Aracinovo grew into a settlement of over 10,000 inhabitants in the last two decades, as ethnic Albanian immigrants from Kosovo arrived to build a new life close to the Macedonian capital. Now, barely 2,000 villagers are ethnic Macedonians.


In the past ten years, Aracinovo gained a reputation among Macedonians as a centre for the local Albanian mafia, with alleged links to cigarette and narcotics smuggling. Several of the NLA "commanders" who occupied the village in June, escalating the conflict with the Macedonian security forces, were widely believed to be members of the local criminal fraternity.


Across the street in the quarter of Aracinovo mostly inhabited by Macedonians, Marika's neighbours are pulling their few remaining possessions from the half-standing house: a table, two sofas, an oven, some kitchen utensils. Then the truck is loaded.


"We are leaving," said Mr Jovanovski. "Whatever's left, we'll take to our relatives in Skopje, and then it's back to the shelter again. What happens next, we don't know. We expect that the authorities will provide us with a new home somewhere else. There is no life left for ethnic Macedonians in Aracinovo."


Their house is gutted. Shell and bullet holes pepper the walls. Inside, burned furniture seems all that's left. Jovanovski's relatives all say they don't feel confident enough to stay in Aracinovo, that their children would never again be safe on the streets. "We do not believe the eyes of our Albanian neighbours," said Jovanovski. "They all supported the rebels who came into our house with guns and drove us out."

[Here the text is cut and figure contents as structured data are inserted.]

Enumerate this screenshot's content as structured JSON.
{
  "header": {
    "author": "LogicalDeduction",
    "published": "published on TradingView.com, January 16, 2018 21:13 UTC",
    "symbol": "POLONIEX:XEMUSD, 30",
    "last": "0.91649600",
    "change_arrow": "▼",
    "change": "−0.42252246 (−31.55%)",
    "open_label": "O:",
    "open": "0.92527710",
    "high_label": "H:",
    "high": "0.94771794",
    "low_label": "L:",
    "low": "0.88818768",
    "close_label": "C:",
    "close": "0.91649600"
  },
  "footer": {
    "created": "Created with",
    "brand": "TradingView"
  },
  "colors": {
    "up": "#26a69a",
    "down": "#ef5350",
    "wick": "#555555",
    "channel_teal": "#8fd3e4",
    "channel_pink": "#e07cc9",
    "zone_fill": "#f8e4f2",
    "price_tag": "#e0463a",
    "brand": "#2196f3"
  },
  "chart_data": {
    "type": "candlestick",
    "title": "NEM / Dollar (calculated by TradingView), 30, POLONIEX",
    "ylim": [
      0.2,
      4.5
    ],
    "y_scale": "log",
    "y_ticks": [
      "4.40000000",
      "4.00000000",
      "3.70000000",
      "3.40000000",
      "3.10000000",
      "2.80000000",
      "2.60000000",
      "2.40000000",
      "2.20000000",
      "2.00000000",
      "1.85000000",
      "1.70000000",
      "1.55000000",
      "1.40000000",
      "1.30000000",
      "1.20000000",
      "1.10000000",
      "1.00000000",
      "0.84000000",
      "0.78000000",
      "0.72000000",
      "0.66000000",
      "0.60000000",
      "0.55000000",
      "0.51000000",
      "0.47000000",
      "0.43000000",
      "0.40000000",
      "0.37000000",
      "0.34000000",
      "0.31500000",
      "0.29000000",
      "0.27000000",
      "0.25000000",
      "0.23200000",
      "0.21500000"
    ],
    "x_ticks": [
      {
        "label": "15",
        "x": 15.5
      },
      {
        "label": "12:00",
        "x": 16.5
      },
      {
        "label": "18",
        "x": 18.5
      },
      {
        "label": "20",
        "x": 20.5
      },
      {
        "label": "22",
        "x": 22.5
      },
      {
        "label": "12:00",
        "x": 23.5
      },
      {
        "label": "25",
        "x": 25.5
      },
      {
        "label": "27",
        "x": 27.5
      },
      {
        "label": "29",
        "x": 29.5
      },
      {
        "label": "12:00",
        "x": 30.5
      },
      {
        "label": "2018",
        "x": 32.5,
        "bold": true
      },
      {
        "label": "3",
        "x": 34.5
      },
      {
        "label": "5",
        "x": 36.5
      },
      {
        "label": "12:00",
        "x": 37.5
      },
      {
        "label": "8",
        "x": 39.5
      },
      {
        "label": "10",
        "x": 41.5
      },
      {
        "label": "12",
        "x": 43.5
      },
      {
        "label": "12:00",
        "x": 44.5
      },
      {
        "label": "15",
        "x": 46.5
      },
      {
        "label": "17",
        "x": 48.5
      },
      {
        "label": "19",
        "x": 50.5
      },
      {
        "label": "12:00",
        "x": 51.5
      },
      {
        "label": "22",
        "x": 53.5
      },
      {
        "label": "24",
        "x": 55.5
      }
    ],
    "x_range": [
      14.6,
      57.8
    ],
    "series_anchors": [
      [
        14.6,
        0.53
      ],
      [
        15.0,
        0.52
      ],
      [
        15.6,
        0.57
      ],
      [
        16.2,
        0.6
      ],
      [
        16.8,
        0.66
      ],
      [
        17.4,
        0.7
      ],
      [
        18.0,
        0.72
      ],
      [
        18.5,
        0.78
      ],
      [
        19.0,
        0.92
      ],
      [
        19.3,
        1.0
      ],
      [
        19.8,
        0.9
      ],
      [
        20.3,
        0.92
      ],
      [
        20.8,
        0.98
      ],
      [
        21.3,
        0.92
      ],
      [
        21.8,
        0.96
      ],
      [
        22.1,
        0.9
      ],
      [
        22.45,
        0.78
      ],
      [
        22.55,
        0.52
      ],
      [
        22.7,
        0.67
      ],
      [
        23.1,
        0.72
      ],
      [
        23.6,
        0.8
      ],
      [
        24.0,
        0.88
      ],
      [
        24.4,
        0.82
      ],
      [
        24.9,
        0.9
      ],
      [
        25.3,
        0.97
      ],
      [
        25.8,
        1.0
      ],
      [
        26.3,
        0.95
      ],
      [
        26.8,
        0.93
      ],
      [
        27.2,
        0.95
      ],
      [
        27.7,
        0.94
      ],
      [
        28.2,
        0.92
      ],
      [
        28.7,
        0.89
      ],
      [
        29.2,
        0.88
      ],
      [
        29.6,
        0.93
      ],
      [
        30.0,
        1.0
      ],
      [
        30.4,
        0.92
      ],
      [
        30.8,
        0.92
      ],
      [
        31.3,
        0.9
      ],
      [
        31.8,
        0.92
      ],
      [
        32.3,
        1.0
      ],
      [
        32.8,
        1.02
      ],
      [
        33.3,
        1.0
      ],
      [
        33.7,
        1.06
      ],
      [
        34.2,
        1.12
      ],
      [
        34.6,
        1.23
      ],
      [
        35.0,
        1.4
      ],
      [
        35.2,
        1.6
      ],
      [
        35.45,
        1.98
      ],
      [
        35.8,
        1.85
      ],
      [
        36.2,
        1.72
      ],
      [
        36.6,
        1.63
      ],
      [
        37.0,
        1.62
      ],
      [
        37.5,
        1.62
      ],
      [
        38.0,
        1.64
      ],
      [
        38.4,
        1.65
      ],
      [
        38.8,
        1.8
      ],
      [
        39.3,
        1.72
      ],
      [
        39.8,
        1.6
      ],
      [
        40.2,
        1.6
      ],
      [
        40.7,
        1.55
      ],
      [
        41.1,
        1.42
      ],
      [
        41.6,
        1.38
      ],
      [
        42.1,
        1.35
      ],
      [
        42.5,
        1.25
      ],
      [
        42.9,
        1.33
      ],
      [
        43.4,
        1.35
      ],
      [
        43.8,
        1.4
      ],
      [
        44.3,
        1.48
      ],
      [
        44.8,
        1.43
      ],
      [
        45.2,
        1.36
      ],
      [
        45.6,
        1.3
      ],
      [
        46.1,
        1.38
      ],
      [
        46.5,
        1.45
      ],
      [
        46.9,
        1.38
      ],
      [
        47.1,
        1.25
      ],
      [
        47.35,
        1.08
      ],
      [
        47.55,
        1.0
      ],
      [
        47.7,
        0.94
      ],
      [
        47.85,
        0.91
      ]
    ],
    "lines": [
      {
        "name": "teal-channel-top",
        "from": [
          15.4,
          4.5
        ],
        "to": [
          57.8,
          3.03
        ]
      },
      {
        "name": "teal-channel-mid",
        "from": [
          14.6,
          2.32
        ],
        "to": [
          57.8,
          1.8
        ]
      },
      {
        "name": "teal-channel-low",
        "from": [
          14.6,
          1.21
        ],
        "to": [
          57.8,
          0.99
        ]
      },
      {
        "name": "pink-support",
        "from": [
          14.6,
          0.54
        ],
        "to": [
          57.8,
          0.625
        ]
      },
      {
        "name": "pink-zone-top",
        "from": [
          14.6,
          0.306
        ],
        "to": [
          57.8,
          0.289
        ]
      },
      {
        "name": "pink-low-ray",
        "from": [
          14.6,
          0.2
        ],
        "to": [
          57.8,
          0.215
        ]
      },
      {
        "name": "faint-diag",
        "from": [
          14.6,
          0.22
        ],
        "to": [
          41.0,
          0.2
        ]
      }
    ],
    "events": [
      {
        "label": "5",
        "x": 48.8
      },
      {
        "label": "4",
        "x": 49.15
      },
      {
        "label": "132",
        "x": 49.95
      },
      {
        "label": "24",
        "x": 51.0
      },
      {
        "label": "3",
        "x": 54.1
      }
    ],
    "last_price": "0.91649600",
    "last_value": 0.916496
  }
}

To the left and right along Aracinovo's main street, the ruined houses are evidence that what was going on here until a few weeks ago was little short of war. Macedonians say that almost 90 per cent of their homes have been destroyed. The NLA, they said, had a well-developed tactic: they mostly took up positions in Macedonian homes, knowing that the security forces would return fire on them.


Aracinovo is without electricity or telephones for now. Drinking water has to be brought to the village in trucks. The smell of animal cadavers still hangs over parts of the village even though it was disinfected weeks ago. Although a police post has been set up, most Macedonians from Aracinovo say it does not inspire in them the confidence to return. Very few are actually repairing their houses. Some have no choice.


"I lost everything, my cattle, my house; my summer harvest is gone," said 50 year old Milan. "But I have nowhere else to go. It will be hard to stay here, especially for the young. There is no future for them. Us old ones, we'll make it somehow."


He was angry that the authorities had been slow to offer help in rebuilding their homes. "We are on our own," said Milan. "They told us we could return, but nobody helps us."


But the government ordered the relevant ministries to take all necessary measures for the creation of normal living conditions in Aracinovo. First estimates of the damage sustained by houses have been made, and applications for emergency funding sent to the international community.


But the people of Aracinovo do not believe that the money will arrive any time soon. They fear that when school term begins again in September, they will be thrown out of the Skopje boarding schools where they have been sheltering.


"Nobody does anything," said a man in one school. "September is approaching. What will happen if we get thrown out? Where shall we go? We are not safe in the village, and nobody says anything about finding us new homes."